I jump, my heart racing. My eyes move left to right as I scope out my environment, trying not to give myself away.
What kind of bell was that?
Where am I?
Kids with backpacks walk briskly into the room, talking and laughing. A school bell. They slide into desks, their voices competing in volume. I see movement at my feet and jerk in surprise. Someone is bent over, gathering up books on the floor; a red-faced girl with glasses. Before she stands up, she looks at me with something like fear and then scurries off. People are laughing. When I look around I think they’re laughing at me, but it’s the girl with glasses they’re looking at.
“Charlie!” Someone calls. “Didn’t you see that?” And then, “Charlie…what’s your problem…hello…?”
My heart is beating fast, so fast.
Where is this? Why can’t I remember?
“Charlie!” someone hisses. I look around.
Who is Charlie? Which one is Charlie?
There are so many kids; blond hair, ratty hair, brown hair, glasses, no glasses…
A man walks in carrying a briefcase. He sets it on the desk.
The teacher. I am in a classroom, and that is the teacher. High school or college, I wonder.
I stand up suddenly. I’m in the wrong place. Everyone is sitting, but I’m standing…walking.
“Where are you going, miss Wynwood?” The teacher is looking at me over the rim of his glasses as he rifles through a pile of papers. He slaps them down hard on the desk and I jump. I must be miss Wynwood.
“She has cramps!” Someone calls out. People snicker.
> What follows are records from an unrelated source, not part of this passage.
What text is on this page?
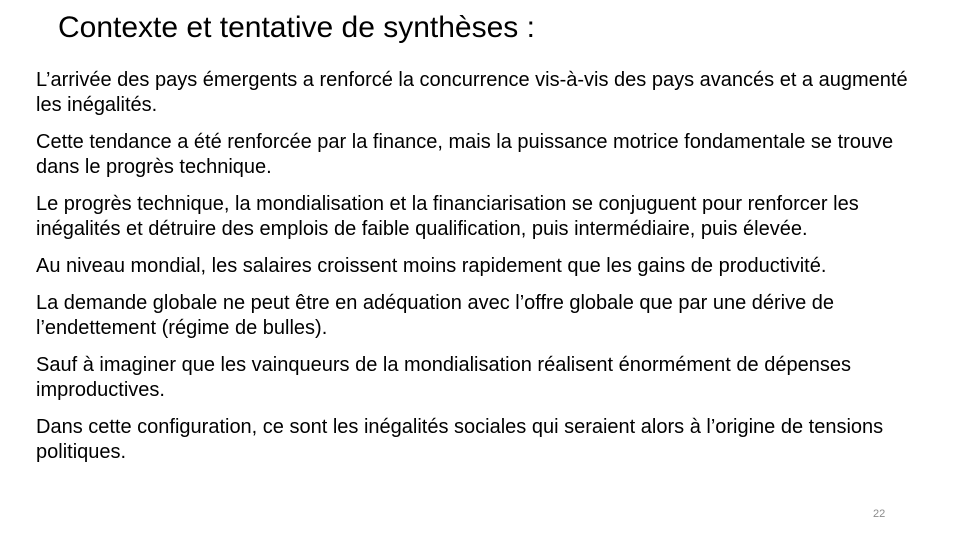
Contexte et tentative de synthèses :
L’arrivée des pays émergents a renforcé la concurrence vis-à-vis des pays avancés et a augmenté les inégalités.
Cette tendance a été renforcée par la finance, mais la puissance motrice fondamentale se trouve dans le progrès technique.
Le progrès technique, la mondialisation et la financiarisation se conjuguent pour renforcer les inégalités et détruire des emplois de faible qualification, puis intermédiaire, puis élevée.
Au niveau mondial, les salaires croissent moins rapidement que les gains de productivité.
La demande globale ne peut être en adéquation avec l’offre globale que par une dérive de l’endettement (régime de bulles).
Sauf à imaginer que les vainqueurs de la mondialisation réalisent énormément de dépenses improductives.
Dans cette configuration, ce sont les inégalités sociales qui seraient alors à l’origine de tensions politiques.
22
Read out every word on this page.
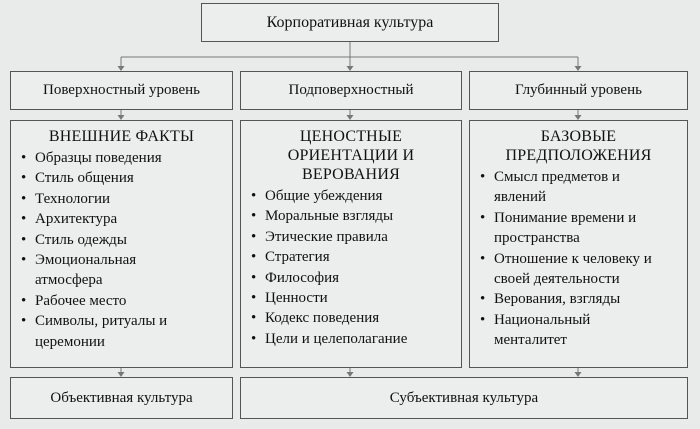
Корпоративная культура
Поверхностный уровень	Подповерхностный	Глубинный уровень
ВНЕШНИЕ ФАКТЫ
• Образцы поведения
• Стиль общения
• Технологии
• Архитектура
• Стиль одежды
• Эмоциональная атмосфера
• Рабочее место
• Символы, ритуалы и церемонии
ЦЕНОСТНЫЕ ОРИЕНТАЦИИ И ВЕРОВАНИЯ
• Общие убеждения
• Моральные взгляды
• Этические правила
• Стратегия
• Философия
• Ценности
• Кодекс поведения
• Цели и целеполагание
БАЗОВЫЕ ПРЕДПОЛОЖЕНИЯ
• Смысл предметов и явлений
• Понимание времени и пространства
• Отношение к человеку и своей деятельности
• Верования, взгляды
• Национальный менталитет
Объективная культура	Субъективная культура
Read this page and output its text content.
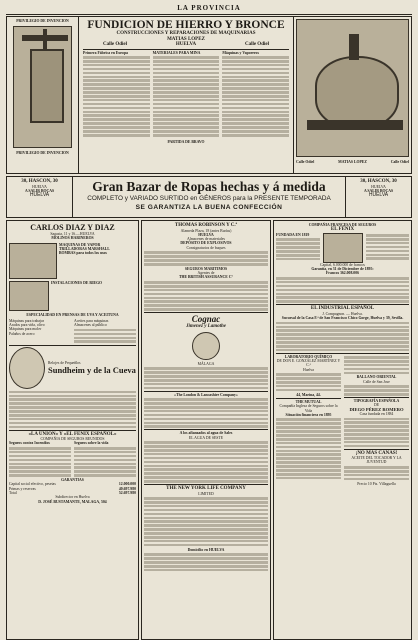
LA PROVINCIA
PRIVILEGIO DE INVENCION
PRIVILEGIO DE INVENCION
FUNDICION DE HIERRO Y BRONCE
CONSTRUCCIONES Y REPARACIONES DE MAQUINARIAS
MATIAS LOPEZ
Calle Odiel	HUELVA	Calle Odiel
Primera Fábrica en Europa	MATERIALES PARA MINA	Máquinas y Vaporeros
PARTIDA DE BRAVO
Calle Odiel	MATIAS LOPEZ	Calle Odiel
30, HASCON, 30
HUELVA
A SALIR BOCAS
HUELVA
Gran Bazar de Ropas hechas y á medida
COMPLETO y VARIADO SURTIDO en GÉNEROS para la PRESENTE TEMPORADA
SE GARANTIZA LA BUENA CONFECCIÓN
30, HASCON, 30
HUELVA
A SALIR BOCAS
HUELVA
CARLOS DIAZ Y DIAZ
Sagasta, 11 y 16.—HUELVA
MOLINOS HARINEROS
MAQUINAS DE VAPOR
TRILLADORAS MARSHALL
BOMBAS para todos los usos
INSTALACIONES DE RIEGO
ESPECIALIDAD EN PRENSAS DE UVA Y ACEITUNA
Máquinas para trabajar
Arados para viña, olivo
Máquinas para moler
Palaños de acero
Aceites para máquinas
Almacenes al público
Relojes de Pequeñlos
Sundheim y de la Cueva
«LA UNION» Y «EL FENIX ESPAÑOL»
COMPAÑIA DE SEGUROS REUNIDOS
Seguros contra Incendios	Seguros sobre la vida
GARANTIAS
Capital social efectivo, pesetas	12.000.000
Primas y reservas	40.697.980
Total	52.697.980
Subdirector en Huelva
D. JOSÉ BUSTAMANTE, MALAGA, 504
THOMAS ROBINSON Y C.ª
Alameda Plaza, 18 (antes Burías)
HUELVA
Almacenes de materiales
DEPÓSITO DE EXPLOSIVOS
Consignatarios de buques
SEGUROS MARITIMOS
Agentes de
THE BRITISH ASSURANCE C°
Cognac
Jimenez y Lamothe
MÁLAGA
«The London & Lancashire Company»
A los afianzados al agua de Sales
EL AGUA DE SESTE
THE NEW YORK LIFE COMPANY
LIMITED
Domicilio en HUELVA
COMPAÑIA FRANCESA DE SEGUROS
EL FÉNIX
FUNDADA EN 1819
Capital, 6.000.000 de francos
Garantía, en 31 de Diciembre de 1895:
Francos 362.008.006
EL INDUSTRIAL ESPAÑOL
J. Compagnon. — Huelva.
Sucursal de la Casa F.ª de San Francisco Chico Gorge, Huelva y 39, Sevilla.
LABORATORIO QUÍMICO
DE DON E. GONZÁLEZ MARTÍNEZ Y C.ª
Huelva
44, Marina, 44.
THE MUTUAL
Compañía Inglesa de Seguros sobre la Vida
Situación financiera en 1895
BALLANO ORIENTAL
Calle de San Jose
TIPOGRAFÍA ESPAÑOLA
DE
DIEGO PÉREZ ROMERO
Casa fundada en 1884
¡NO MAS CANAS!
ACEITE DEL TOCADOR Y LA JUVENTUD
Precio 10 Pts. Villaguella
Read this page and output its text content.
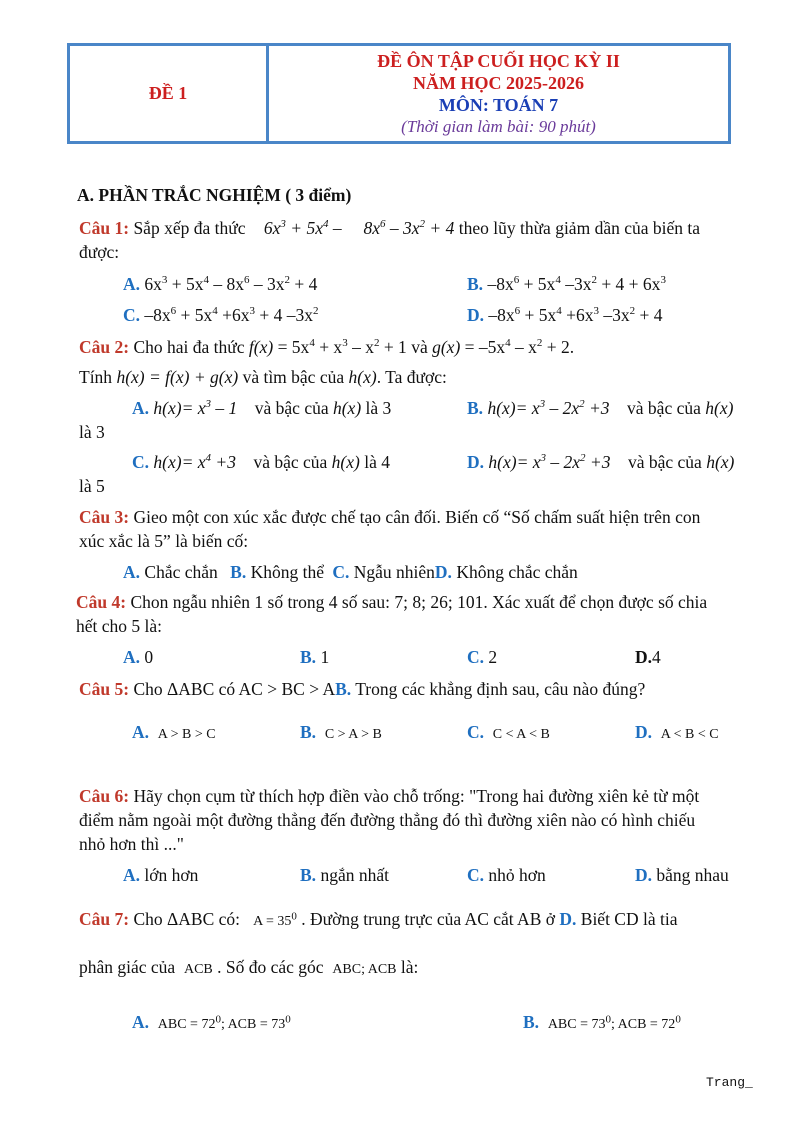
ĐỀ 1
ĐỀ ÔN TẬP CUỐI HỌC KỲ II
NĂM HỌC 2025-2026
MÔN: TOÁN 7
(Thời gian làm bài: 90 phút)
A. PHẦN TRẮC NGHIỆM ( 3 điểm)
Câu 1: Sắp xếp đa thức $6x^3 + 5x^4$ –     $8x^6 - 3x^2 + 4$ theo lũy thừa giảm dần của biến ta
được:
A. $6x^3 + 5x^4 - 8x^6 - 3x^2 + 4$	B. $-8x^6 + 5x^4$ $-3x^2 + 4 + 6x^3$
C. $-8x^6 + 5x^4 +6x^3 + 4$ $-3x^2$	D. $-8x^6 + 5x^4 +6x^3$ $-3x^2 + 4$
Câu 2: Cho hai đa thức $f(x) = 5x^4 + x^3 - x^2 + 1$ và $g(x) = -5x^4 - x^2 + 2$.
Tính h(x) = f(x) + g(x) và tìm bậc của h(x). Ta được:
A. $h(x)= x^3 - 1$    và bậc của h(x) là 3	B. $h(x)= x^3 - 2x^2 +3$    và bậc của h(x)
là 3
C. $h(x)= x^4 +3$    và bậc của h(x) là 4	D. $h(x)= x^3 - 2x^2 +3$    và bậc của h(x)
là 5
Câu 3: Gieo một con xúc xắc được chế tạo cân đối. Biến cố “Số chấm suất hiện trên con
xúc xắc là 5” là biến cố:
A. Chắc chắn B. Không thể C. Ngẫu nhiênD. Không chắc chắn
Câu 4: Chon ngẫu nhiên 1 số trong 4 số sau: 7; 8; 26; 101. Xác xuất để chọn được số chia
hết cho 5 là:
A. 0	B. 1	C. 2	D.4
Câu 5: Cho ΔABC có AC > BC > AB. Trong các khẳng định sau, câu nào đúng?
A. A > B > C	B. C > A > B	C. C < A < B	D. A < B < C
Câu 6: Hãy chọn cụm từ thích hợp điền vào chỗ trống: "Trong hai đường xiên kẻ từ một
điểm nằm ngoài một đường thẳng đến đường thẳng đó thì đường xiên nào có hình chiếu
nhỏ hơn thì ..."
A. lớn hơn	B. ngắn nhất	C. nhỏ hơn	D. bằng nhau
Câu 7: Cho ΔABC có: $A = 35^0$ . Đường trung trực của AC cắt AB ở D. Biết CD là tia
phân giác của ACB . Số đo các góc ABC; ACB là:
A. ABC = $72^0$; ACB = $73^0$	B. ABC = $73^0$; ACB = $72^0$
Trang_
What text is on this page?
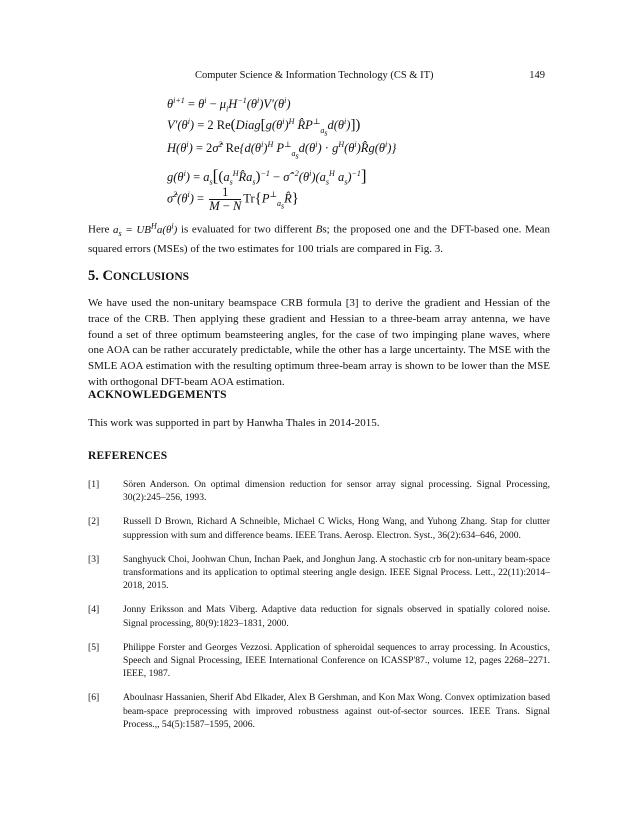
Computer Science & Information Technology (CS & IT)	149
$\theta^{i+1} = \theta^i - \mu_iH^{-1}(\theta^i)V'(\theta^i)$
$V'(\theta^i) = 2$ $Re(Diag[g(\theta^i)^H$ $R̂P^\perp_{a_s}d(\theta^i)$])
$H(\theta^i)$ = 2σ̂$^2$ $Re\{d(\theta^i)^H$ $P^\perp_{a_s}d(\theta^i)$ · $g^H(\theta^i)R̂g(\theta^i)$}
$g(\theta^i)$ = $a_s[(a_s^HR̂a_s)^{-1}$ − $\sigmâ^{-2}(\theta^i)(a_s^H$ $a_s)^{-1}$]
$\sigmâ^2(\theta^i) = \frac{1}{M - N}$ $Tr\{P^\perp_{a_s}R̂\}$

Here $a_s = UB^Ha(\theta^i)$ is evaluated for two different Bs; the proposed one and the DFT-based one. Mean squared errors (MSEs) of the two estimates for 100 trials are compared in Fig. 3.

5. CONCLUSIONS

We have used the non-unitary beamspace CRB formula [3] to derive the gradient and Hessian of the trace of the CRB. Then applying these gradient and Hessian to a three-beam array antenna, we have found a set of three optimum beamsteering angles, for the case of two impinging plane waves, where one AOA can be rather accurately predictable, while the other has a large uncertainty. The MSE with the SMLE AOA estimation with the resulting optimum three-beam array is shown to be lower than the MSE with orthogonal DFT-beam AOA estimation.

ACKNOWLEDGEMENTS

This work was supported in part by Hanwha Thales in 2014-2015.

REFERENCES
[1] Sören Anderson. On optimal dimension reduction for sensor array signal processing. Signal Processing, 30(2):245–256, 1993.
[2] Russell D Brown, Richard A Schneible, Michael C Wicks, Hong Wang, and Yuhong Zhang. Stap for clutter suppression with sum and difference beams. IEEE Trans. Aerosp. Electron. Syst., 36(2):634–646, 2000.
[3] Sanghyuck Choi, Joohwan Chun, Inchan Paek, and Jonghun Jang. A stochastic crb for non-unitary beam-space transformations and its application to optimal steering angle design. IEEE Signal Process. Lett., 22(11):2014–2018, 2015.
[4] Jonny Eriksson and Mats Viberg. Adaptive data reduction for signals observed in spatially colored noise. Signal processing, 80(9):1823–1831, 2000.
[5] Philippe Forster and Georges Vezzosi. Application of spheroidal sequences to array processing. In Acoustics, Speech and Signal Processing, IEEE International Conference on ICASSP'87., volume 12, pages 2268–2271. IEEE, 1987.
[6] Aboulnasr Hassanien, Sherif Abd Elkader, Alex B Gershman, and Kon Max Wong. Convex optimization based beam-space preprocessing with improved robustness against out-of-sector sources. IEEE Trans. Signal Process.,, 54(5):1587–1595, 2006.
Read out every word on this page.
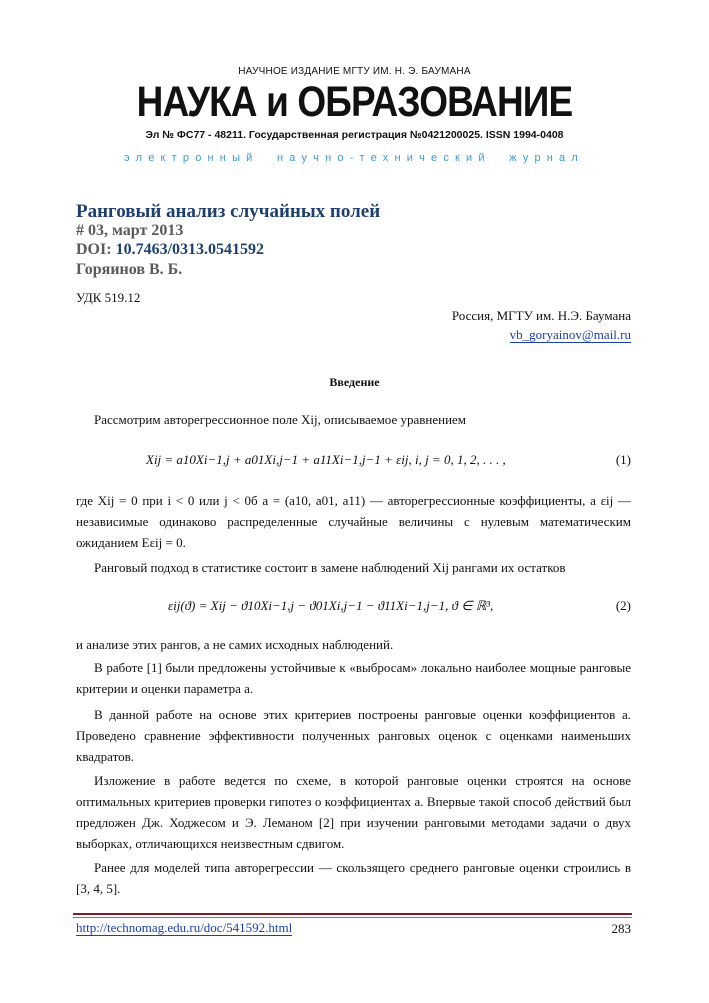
НАУЧНОЕ ИЗДАНИЕ МГТУ ИМ. Н. Э. БАУМАНА
НАУКА и ОБРАЗОВАНИЕ
Эл № ФС77 - 48211. Государственная регистрация №0421200025. ISSN 1994-0408
электронный научно-технический журнал
Ранговый анализ случайных полей
# 03, март 2013
DOI: 10.7463/0313.0541592
Горяинов В. Б.
УДК 519.12
Россия, МГТУ им. Н.Э. Баумана
vb_goryainov@mail.ru
Введение
Рассмотрим авторегрессионное поле Xij, описываемое уравнением
Xij = a10Xi−1,j + a01Xi,j−1 + a11Xi−1,j−1 + εij, i, j = 0, 1, 2, . . . ,	(1)
где Xij = 0 при i < 0 или j < 0б a = (a10, a01, a11) — авторегрессионные коэффициенты, а εij — независимые одинаково распределенные случайные величины с нулевым математическим ожиданием Eεij = 0.
Ранговый подход в статистике состоит в замене наблюдений Xij рангами их остатков
εij(ϑ) = Xij − ϑ10Xi−1,j − ϑ01Xi,j−1 − ϑ11Xi−1,j−1, ϑ ∈ ℝ³,	(2)
и анализе этих рангов, а не самих исходных наблюдений.
В работе [1] были предложены устойчивые к «выбросам» локально наиболее мощные ранговые критерии и оценки параметра a.
В данной работе на основе этих критериев построены ранговые оценки коэффициентов a. Проведено сравнение эффективности полученных ранговых оценок с оценками наименьших квадратов.
Изложение в работе ведется по схеме, в которой ранговые оценки строятся на основе оптимальных критериев проверки гипотез о коэффициентах a. Впервые такой способ действий был предложен Дж. Ходжесом и Э. Леманом [2] при изучении ранговыми методами задачи о двух выборках, отличающихся неизвестным сдвигом.
Ранее для моделей типа авторегрессии — скользящего среднего ранговые оценки строились в [3, 4, 5].
http://technomag.edu.ru/doc/541592.html	283
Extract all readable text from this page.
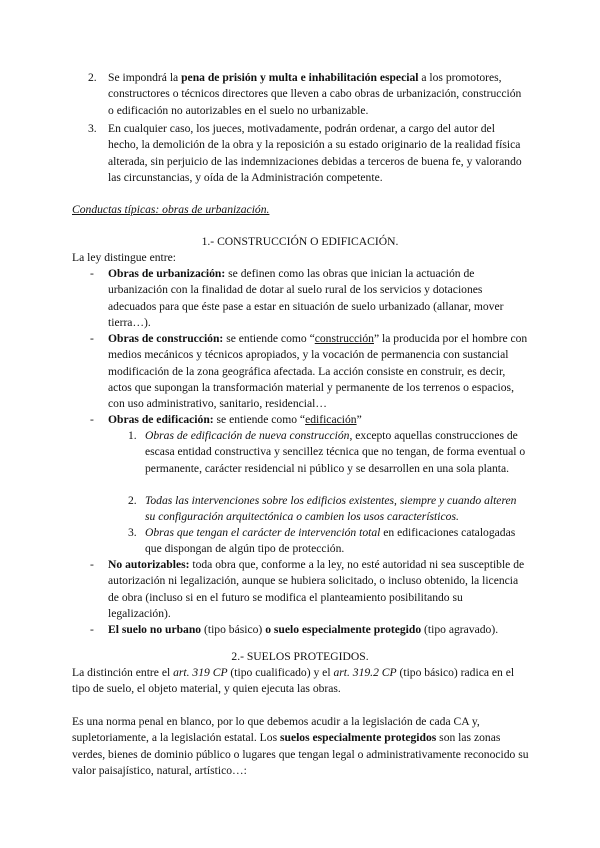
2. Se impondrá la pena de prisión y multa e inhabilitación especial a los promotores, constructores o técnicos directores que lleven a cabo obras de urbanización, construcción o edificación no autorizables en el suelo no urbanizable.
3. En cualquier caso, los jueces, motivadamente, podrán ordenar, a cargo del autor del hecho, la demolición de la obra y la reposición a su estado originario de la realidad física alterada, sin perjuicio de las indemnizaciones debidas a terceros de buena fe, y valorando las circunstancias, y oída de la Administración competente.
Conductas típicas: obras de urbanización.
1.- CONSTRUCCIÓN O EDIFICACIÓN.
La ley distingue entre:
- Obras de urbanización: se definen como las obras que inician la actuación de urbanización con la finalidad de dotar al suelo rural de los servicios y dotaciones adecuados para que éste pase a estar en situación de suelo urbanizado (allanar, mover tierra…).
- Obras de construcción: se entiende como “construcción” la producida por el hombre con medios mecánicos y técnicos apropiados, y la vocación de permanencia con sustancial modificación de la zona geográfica afectada. La acción consiste en construir, es decir, actos que supongan la transformación material y permanente de los terrenos o espacios, con uso administrativo, sanitario, residencial…
- Obras de edificación: se entiende como “edificación”
1. Obras de edificación de nueva construcción, excepto aquellas construcciones de escasa entidad constructiva y sencillez técnica que no tengan, de forma eventual o permanente, carácter residencial ni público y se desarrollen en una sola planta.
2. Todas las intervenciones sobre los edificios existentes, siempre y cuando alteren su configuración arquitectónica o cambien los usos característicos.
3. Obras que tengan el carácter de intervención total en edificaciones catalogadas que dispongan de algún tipo de protección.
- No autorizables: toda obra que, conforme a la ley, no esté autoridad ni sea susceptible de autorización ni legalización, aunque se hubiera solicitado, o incluso obtenido, la licencia de obra (incluso si en el futuro se modifica el planteamiento posibilitando su legalización).
- El suelo no urbano (tipo básico) o suelo especialmente protegido (tipo agravado).
2.- SUELOS PROTEGIDOS.
La distinción entre el art. 319 CP (tipo cualificado) y el art. 319.2 CP (tipo básico) radica en el tipo de suelo, el objeto material, y quien ejecuta las obras.
Es una norma penal en blanco, por lo que debemos acudir a la legislación de cada CA y, supletoriamente, a la legislación estatal. Los suelos especialmente protegidos son las zonas verdes, bienes de dominio público o lugares que tengan legal o administrativamente reconocido su valor paisajístico, natural, artístico…:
I feel a chill creep up my back and crawl across the tops of my arms. They’re laughing at me, except I don’t know who these people are.
I hear a girl’s voice say, “Shut up, Michael.”
“I don’t know,” I say, hearing my voice for the first time. It’s too high. I clear my throat and try again. “I don’t know. I’m not supposed to be here.”
There is more laughing. I glance around at the posters on the wall, the faces of presidents animated with dates beneath them. History class? High school.
The man—the teacher—tilts his head to the side like I’ve said the dumbest thing. “And where else are you supposed to be on test day?”
“I…I don’t know.”
“Sit down,” he says. I don’t know where I’d go if I left. I turn around to go back. The girl with the glasses glances up at me as I pass her. She looks away almost as quickly.